Average rate of eMBB and URLLC traffic versus average URLLC load for the proportional-fair sharing algorithm and the heuristic online algorithm.

Fig. 3.
figure 3

Sum data rates of eMBB users versus the reliability levels of URLLC traffic for the proportional-fair sharing algorithm and the heuristic online algorithm.

Fig. 4.
figure 4

The reliability at 1 ms latency versus average load of URLLC for the proportional-fair sharing algorithm and the heuristic online algorithm.

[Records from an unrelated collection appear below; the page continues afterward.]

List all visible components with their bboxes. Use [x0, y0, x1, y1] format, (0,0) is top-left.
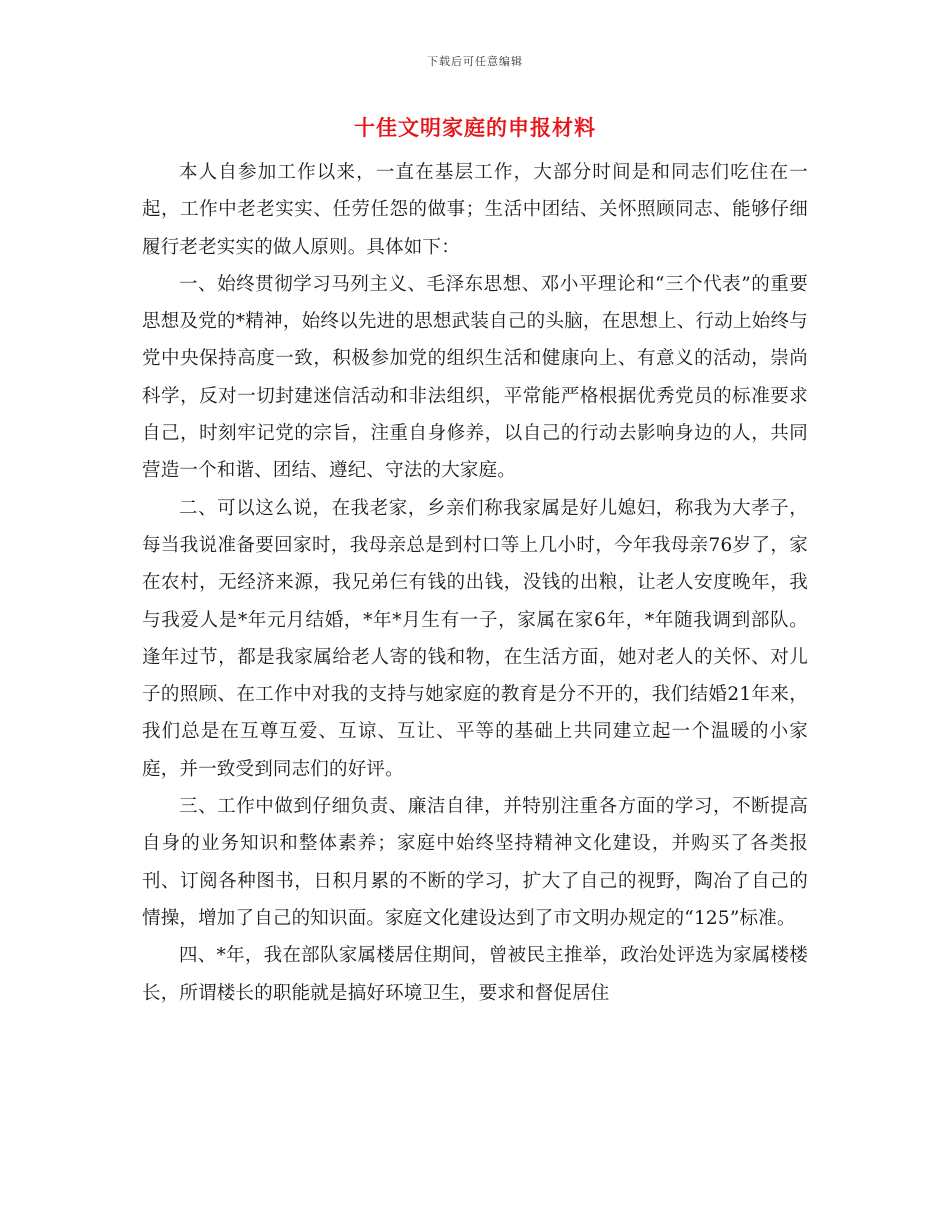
paragraph-section-4: 四、*年，我在部队家属楼居住期间，曾被民主推举，政治处评选为家属楼楼长，所谓楼长的职能就是搞好环境卫生，要求和督促居住: [142, 945, 808, 1004]
document-title: 十佳文明家庭的申报材料: [354, 115, 596, 140]
paragraph-section-1: 一、始终贯彻学习马列主义、毛泽东思想、邓小平理论和“三个代表”的重要思想及党的*精神，始终以先进的思想武装自己的头脑，在思想上、行动上始终与党中央保持高度一致，积极参加党的组织生活和健康向上、有意义的活动，崇尚科学，反对一切封建迷信活动和非法组织，平常能严格根据优秀党员的标准要求自己，时刻牢记党的宗旨，注重自身修养，以自己的行动去影响身边的人，共同营造一个和谐、团结、遵纪、守法的大家庭。: [142, 273, 808, 482]
header-note: 下载后可任意编辑: [427, 55, 523, 68]
document-body: [142, 154, 808, 1012]
paragraph-section-2: 二、可以这么说，在我老家，乡亲们称我家属是好儿媳妇，称我为大孝子，每当我说准备要回家时，我母亲总是到村口等上几小时，今年我母亲76岁了，家在农村，无经济来源，我兄弟仨有钱的出钱，没钱的出粮，让老人安度晚年，我与我爱人是*年元月结婚，*年*月生有一子，家属在家6年，*年随我调到部队。逢年过节，都是我家属给老人寄的钱和物，在生活方面，她对老人的关怀、对儿子的照顾、在工作中对我的支持与她家庭的教育是分不开的，我们结婚21年来，我们总是在互尊互爱、互谅、互让、平等的基础上共同建立起一个温暖的小家庭，并一致受到同志们的好评。: [142, 497, 808, 780]
paragraph-section-3: 三、工作中做到仔细负责、廉洁自律，并特别注重各方面的学习，不断提高自身的业务知识和整体素养；家庭中始终坚持精神文化建设，并购买了各类报刊、订阅各种图书，日积月累的不断的学习，扩大了自己的视野，陶冶了自己的情操，增加了自己的知识面。家庭文化建设达到了市文明办规定的“125”标准。: [142, 796, 808, 929]
paragraph-intro: 本人自参加工作以来，一直在基层工作，大部分时间是和同志们吃住在一起，工作中老老实实、任劳任怨的做事；生活中团结、关怀照顾同志、能够仔细履行老老实实的做人原则。具体如下：: [142, 162, 808, 258]
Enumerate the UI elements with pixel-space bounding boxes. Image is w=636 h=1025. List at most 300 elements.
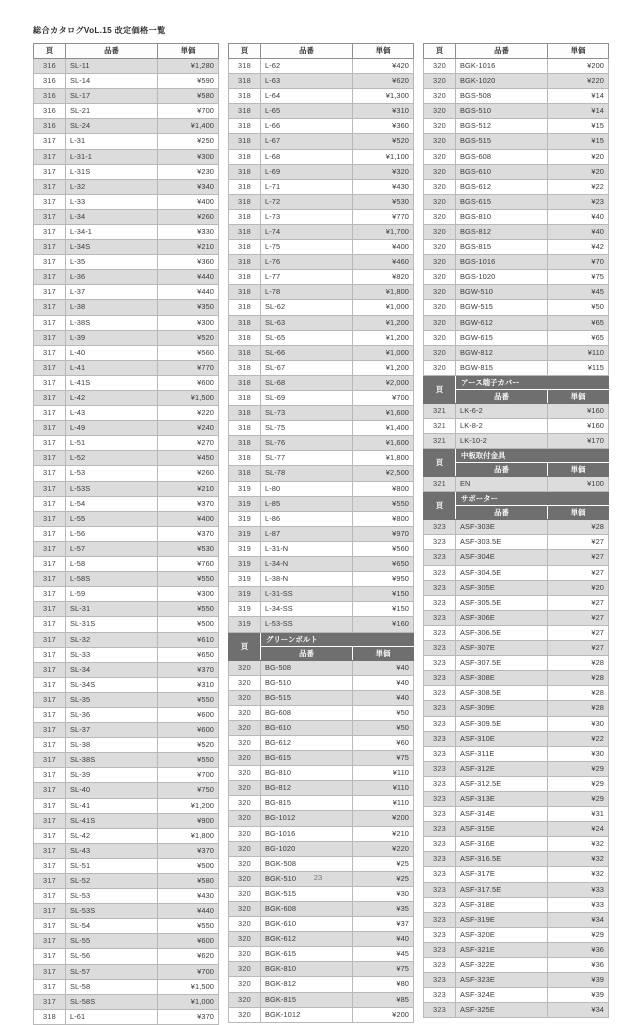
cell-price: ¥150 — [353, 587, 414, 602]
cell-code: L-75 — [261, 240, 353, 255]
cell-page: 318 — [229, 421, 261, 436]
cell-code: BG-610 — [261, 720, 353, 735]
cell-page: 320 — [229, 796, 261, 811]
table-row — [34, 421, 219, 436]
table-row — [424, 330, 609, 345]
table-row — [424, 686, 609, 701]
cell-page: 317 — [34, 345, 66, 360]
cell-page: 323 — [424, 973, 456, 988]
table-row — [424, 419, 609, 434]
cell-price: ¥1,200 — [353, 330, 414, 345]
cell-page: 318 — [229, 149, 261, 164]
cell-code: L-62 — [261, 58, 353, 73]
table-row — [34, 587, 219, 602]
table-header-row — [34, 43, 219, 58]
cell-code: BGK-608 — [261, 902, 353, 917]
cell-price: ¥360 — [158, 255, 219, 270]
cell-page: 319 — [229, 587, 261, 602]
table-row — [229, 179, 414, 194]
table-row — [229, 119, 414, 134]
cell-code: L-85 — [261, 496, 353, 511]
cell-code: SL-56 — [66, 949, 158, 964]
section-header-code: 品番 — [261, 646, 353, 660]
cell-price: ¥30 — [548, 746, 609, 761]
cell-page: 320 — [229, 826, 261, 841]
cell-page: 319 — [229, 617, 261, 632]
cell-price: ¥160 — [548, 419, 609, 434]
table-row — [424, 595, 609, 610]
cell-page: 320 — [229, 735, 261, 750]
cell-page: 323 — [424, 1003, 456, 1018]
cell-page: 318 — [229, 74, 261, 89]
cell-page: 317 — [34, 602, 66, 617]
cell-price: ¥530 — [353, 194, 414, 209]
cell-code: ASF-318E — [456, 897, 548, 912]
cell-code: SL-54 — [66, 919, 158, 934]
cell-page: 317 — [34, 209, 66, 224]
table-row — [424, 209, 609, 224]
cell-price: ¥28 — [548, 520, 609, 535]
cell-price: ¥400 — [158, 511, 219, 526]
cell-page: 318 — [229, 406, 261, 421]
cell-price: ¥65 — [548, 330, 609, 345]
table-row — [424, 942, 609, 957]
cell-code: ASF-311E — [456, 746, 548, 761]
cell-page: 323 — [424, 852, 456, 867]
cell-code: SL-69 — [261, 391, 353, 406]
cell-code: L-31 — [66, 134, 158, 149]
table-row — [229, 675, 414, 690]
cell-page: 321 — [424, 419, 456, 434]
cell-page: 323 — [424, 550, 456, 565]
cell-code: BGS-812 — [456, 224, 548, 239]
cell-code: L-32 — [66, 179, 158, 194]
cell-page: 323 — [424, 731, 456, 746]
cell-price: ¥1,700 — [353, 224, 414, 239]
table-row — [229, 330, 414, 345]
cell-code: SL-58S — [66, 994, 158, 1009]
section-header-page: 頁 — [229, 632, 261, 660]
table-row — [424, 988, 609, 1003]
cell-page: 317 — [34, 662, 66, 677]
table-row — [229, 194, 414, 209]
cell-price: ¥240 — [158, 421, 219, 436]
cell-price: ¥440 — [158, 904, 219, 919]
cell-price: ¥39 — [548, 973, 609, 988]
cell-page: 323 — [424, 625, 456, 640]
cell-code: SL-34 — [66, 662, 158, 677]
cell-price: ¥200 — [353, 811, 414, 826]
cell-code: L-39 — [66, 330, 158, 345]
cell-page: 317 — [34, 677, 66, 692]
cell-page: 320 — [424, 104, 456, 119]
cell-page: 317 — [34, 300, 66, 315]
table-row — [229, 526, 414, 541]
table-row — [424, 345, 609, 360]
cell-price: ¥1,200 — [353, 315, 414, 330]
table-row — [34, 58, 219, 73]
cell-page: 317 — [34, 723, 66, 738]
cell-price: ¥31 — [548, 807, 609, 822]
cell-page: 317 — [34, 738, 66, 753]
cell-price: ¥1,400 — [353, 421, 414, 436]
table-row — [34, 557, 219, 572]
cell-code: SL-31S — [66, 617, 158, 632]
cell-price: ¥950 — [353, 572, 414, 587]
cell-price: ¥27 — [548, 565, 609, 580]
cell-code: BGS-615 — [456, 194, 548, 209]
cell-price: ¥310 — [353, 104, 414, 119]
cell-page: 317 — [34, 889, 66, 904]
cell-price: ¥27 — [548, 550, 609, 565]
table-row — [424, 477, 609, 492]
cell-page: 323 — [424, 942, 456, 957]
cell-price: ¥530 — [158, 541, 219, 556]
cell-price: ¥160 — [353, 617, 414, 632]
table-row — [34, 511, 219, 526]
cell-page: 323 — [424, 580, 456, 595]
cell-code: L-56 — [66, 526, 158, 541]
header-page: 頁 — [34, 43, 66, 58]
cell-page: 323 — [424, 565, 456, 580]
table-row — [229, 511, 414, 526]
cell-code: SL-39 — [66, 768, 158, 783]
table-row — [424, 565, 609, 580]
cell-page: 323 — [424, 610, 456, 625]
cell-page: 317 — [34, 798, 66, 813]
table-row — [34, 300, 219, 315]
cell-price: ¥70 — [548, 255, 609, 270]
cell-page: 318 — [229, 375, 261, 390]
cell-code: SL-53S — [66, 904, 158, 919]
cell-code: L-43 — [66, 406, 158, 421]
cell-code: L-42 — [66, 391, 158, 406]
header-price: 単価 — [353, 43, 414, 58]
cell-price: ¥400 — [158, 194, 219, 209]
table-header-row — [424, 43, 609, 58]
cell-price: ¥590 — [158, 74, 219, 89]
cell-page: 318 — [229, 104, 261, 119]
cell-page: 317 — [34, 979, 66, 994]
cell-price: ¥440 — [158, 270, 219, 285]
cell-code: SL-38 — [66, 738, 158, 753]
cell-price: ¥1,000 — [353, 300, 414, 315]
table-row — [424, 701, 609, 716]
table-row — [34, 919, 219, 934]
cell-page: 320 — [424, 240, 456, 255]
cell-code: ASF-314E — [456, 807, 548, 822]
cell-page: 319 — [229, 481, 261, 496]
cell-page: 317 — [34, 572, 66, 587]
cell-price: ¥45 — [353, 947, 414, 962]
cell-code: SL-51 — [66, 858, 158, 873]
cell-code: ASF-317E — [456, 867, 548, 882]
cell-code: L-87 — [261, 526, 353, 541]
table-row — [424, 104, 609, 119]
cell-price: ¥220 — [158, 406, 219, 421]
cell-page: 317 — [34, 707, 66, 722]
section-header-code: 品番 — [456, 463, 548, 477]
cell-page: 323 — [424, 716, 456, 731]
cell-price: ¥110 — [353, 781, 414, 796]
table-row — [229, 421, 414, 436]
cell-page: 318 — [229, 315, 261, 330]
table-row — [424, 535, 609, 550]
cell-price: ¥600 — [158, 723, 219, 738]
table-row — [229, 617, 414, 632]
table-row — [229, 89, 414, 104]
cell-page: 323 — [424, 912, 456, 927]
table-row — [424, 179, 609, 194]
cell-price: ¥550 — [158, 572, 219, 587]
table-row — [34, 89, 219, 104]
cell-price: ¥310 — [158, 677, 219, 692]
table-row — [229, 856, 414, 871]
cell-page: 317 — [34, 934, 66, 949]
cell-page: 317 — [34, 511, 66, 526]
cell-price: ¥1,100 — [353, 149, 414, 164]
table-row — [229, 240, 414, 255]
cell-page: 320 — [229, 1007, 261, 1022]
cell-price: ¥550 — [158, 602, 219, 617]
cell-page: 320 — [424, 360, 456, 375]
cell-page: 317 — [34, 828, 66, 843]
cell-price: ¥1,300 — [353, 89, 414, 104]
table-row — [34, 104, 219, 119]
cell-price: ¥600 — [158, 375, 219, 390]
cell-code: L-34-SS — [261, 602, 353, 617]
cell-page: 317 — [34, 617, 66, 632]
cell-page: 317 — [34, 330, 66, 345]
cell-page: 319 — [229, 541, 261, 556]
table-row — [229, 74, 414, 89]
cell-price: ¥25 — [353, 871, 414, 886]
cell-price: ¥150 — [353, 602, 414, 617]
cell-price: ¥210 — [353, 826, 414, 841]
cell-code: BGK-612 — [261, 932, 353, 947]
cell-code: SL-34S — [66, 677, 158, 692]
cell-price: ¥85 — [353, 992, 414, 1007]
cell-page: 317 — [34, 481, 66, 496]
table-row — [229, 134, 414, 149]
cell-price: ¥1,800 — [158, 828, 219, 843]
cell-price: ¥42 — [548, 240, 609, 255]
cell-code: ASF-317.5E — [456, 882, 548, 897]
table-row — [424, 74, 609, 89]
cell-code: L-86 — [261, 511, 353, 526]
cell-code: SL-14 — [66, 74, 158, 89]
cell-page: 317 — [34, 270, 66, 285]
cell-page: 320 — [229, 902, 261, 917]
cell-code: BGW-815 — [456, 360, 548, 375]
cell-page: 316 — [34, 104, 66, 119]
table-row — [229, 705, 414, 720]
cell-code: L-64 — [261, 89, 353, 104]
cell-code: ASF-306E — [456, 610, 548, 625]
section-title: 中板取付金具 — [456, 449, 609, 463]
table-row — [424, 240, 609, 255]
cell-page: 320 — [229, 660, 261, 675]
cell-code: SL-38S — [66, 753, 158, 768]
cell-page: 319 — [229, 511, 261, 526]
table-row — [229, 209, 414, 224]
cell-page: 318 — [229, 466, 261, 481]
cell-page: 320 — [424, 164, 456, 179]
cell-code: BG-1012 — [261, 811, 353, 826]
cell-page: 323 — [424, 701, 456, 716]
table-row — [229, 720, 414, 735]
cell-page: 318 — [229, 164, 261, 179]
cell-price: ¥30 — [548, 716, 609, 731]
table-row — [229, 285, 414, 300]
table-row — [34, 798, 219, 813]
cell-price: ¥14 — [548, 89, 609, 104]
cell-code: L-34 — [66, 209, 158, 224]
cell-code: L-53S — [66, 481, 158, 496]
table-row — [229, 751, 414, 766]
cell-page: 321 — [424, 477, 456, 492]
section-header-code: 品番 — [456, 506, 548, 520]
cell-price: ¥300 — [158, 315, 219, 330]
table-row — [424, 671, 609, 686]
table-row — [34, 707, 219, 722]
cell-price: ¥340 — [158, 179, 219, 194]
header-page: 頁 — [424, 43, 456, 58]
cell-page: 316 — [34, 119, 66, 134]
table-row — [424, 625, 609, 640]
cell-code: BGK-615 — [261, 947, 353, 962]
cell-price: ¥35 — [353, 902, 414, 917]
cell-code: L-68 — [261, 149, 353, 164]
cell-code: ASF-309E — [456, 701, 548, 716]
cell-price: ¥20 — [548, 149, 609, 164]
table-row — [229, 345, 414, 360]
cell-page: 317 — [34, 224, 66, 239]
folio-page-number: 23 — [313, 873, 323, 882]
cell-code: L-72 — [261, 194, 353, 209]
cell-code: ASF-312.5E — [456, 776, 548, 791]
cell-code: L-38 — [66, 300, 158, 315]
cell-price: ¥34 — [548, 1003, 609, 1018]
cell-page: 320 — [424, 255, 456, 270]
cell-code: L-71 — [261, 179, 353, 194]
cell-page: 320 — [229, 841, 261, 856]
cell-page: 318 — [229, 179, 261, 194]
header-price: 単価 — [548, 43, 609, 58]
cell-code: L-54 — [66, 496, 158, 511]
cell-price: ¥110 — [353, 766, 414, 781]
cell-page: 321 — [424, 403, 456, 418]
cell-price: ¥200 — [548, 58, 609, 73]
cell-code: LK-8-2 — [456, 419, 548, 434]
table-row — [34, 526, 219, 541]
cell-code: SL-62 — [261, 300, 353, 315]
cell-price: ¥25 — [353, 856, 414, 871]
table-row — [229, 149, 414, 164]
cell-price: ¥22 — [548, 179, 609, 194]
cell-page: 318 — [229, 391, 261, 406]
cell-page: 317 — [34, 421, 66, 436]
table-row — [229, 451, 414, 466]
cell-price: ¥550 — [353, 496, 414, 511]
cell-page: 318 — [229, 270, 261, 285]
cell-page: 320 — [229, 675, 261, 690]
cell-page: 318 — [229, 134, 261, 149]
cell-page: 320 — [229, 947, 261, 962]
table-row — [34, 904, 219, 919]
cell-code: L-31-N — [261, 541, 353, 556]
cell-price: ¥27 — [548, 625, 609, 640]
cell-price: ¥450 — [158, 451, 219, 466]
cell-page: 320 — [229, 871, 261, 886]
cell-code: L-37 — [66, 285, 158, 300]
table-row — [229, 766, 414, 781]
table-row — [34, 602, 219, 617]
header-code: 品番 — [66, 43, 158, 58]
table-row — [34, 496, 219, 511]
cell-code: SL-77 — [261, 451, 353, 466]
cell-price: ¥220 — [353, 841, 414, 856]
cell-code: ASF-322E — [456, 958, 548, 973]
cell-price: ¥32 — [548, 852, 609, 867]
table-row — [229, 690, 414, 705]
cell-page: 317 — [34, 753, 66, 768]
table-row — [34, 315, 219, 330]
table-row — [229, 360, 414, 375]
cell-price: ¥440 — [158, 285, 219, 300]
cell-page: 320 — [229, 766, 261, 781]
table-row — [229, 466, 414, 481]
cell-page: 318 — [229, 224, 261, 239]
cell-code: BG-510 — [261, 675, 353, 690]
cell-price: ¥27 — [548, 610, 609, 625]
table-row — [424, 656, 609, 671]
cell-price: ¥210 — [158, 481, 219, 496]
table-row — [229, 962, 414, 977]
cell-code: BGS-1016 — [456, 255, 548, 270]
cell-price: ¥40 — [353, 660, 414, 675]
cell-page: 317 — [34, 451, 66, 466]
table-row — [34, 194, 219, 209]
table-row — [34, 617, 219, 632]
cell-code: BGW-510 — [456, 285, 548, 300]
cell-page: 317 — [34, 406, 66, 421]
table-row — [424, 807, 609, 822]
table-row — [424, 315, 609, 330]
cell-code: L-31-1 — [66, 149, 158, 164]
table-row — [229, 947, 414, 962]
table-row — [34, 632, 219, 647]
table-row — [34, 406, 219, 421]
table-row — [424, 897, 609, 912]
cell-price: ¥800 — [353, 481, 414, 496]
table-row — [34, 677, 219, 692]
cell-code: ASF-305.5E — [456, 595, 548, 610]
table-row — [34, 1009, 219, 1024]
table-row — [229, 917, 414, 932]
cell-code: BGK-815 — [261, 992, 353, 1007]
cell-price: ¥160 — [548, 403, 609, 418]
cell-page: 319 — [229, 557, 261, 572]
cell-code: BGS-610 — [456, 164, 548, 179]
cell-page: 318 — [229, 345, 261, 360]
table-row — [424, 958, 609, 973]
cell-page: 316 — [34, 58, 66, 73]
cell-price: ¥520 — [158, 330, 219, 345]
table-row — [34, 119, 219, 134]
cell-page: 323 — [424, 837, 456, 852]
cell-code: BG-615 — [261, 751, 353, 766]
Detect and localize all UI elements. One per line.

Finally, the reliability levels at 1 ms latency for different URLLC loads was studied for both scheduling policies. Figure 4 shows the reliability at 1 ms latency versus different URLLC loads for both scheduling policies. It can be seen from the figure that the use of the proposed scheduling algorithm allows reliability to be increased by approx. 15–20%, regardless of the URLLC traffic load.

6 Conclusion

In this paper, the problem of reliability enhancement in the 5G cellular network was studied. An optimal resource allocation policy is proposed to maximise the reliability. Via simulation, the achievable reliability of the network with the proposed resource allocation policy was used. In particular, the achievable reliability obtained using standard methods was compared with the reliability obtained by applying the proposed solution of maximising the reliability in the studied model. Significant performance differences between these reliabilities are observed, which confirm the necessity and contribution of this paper.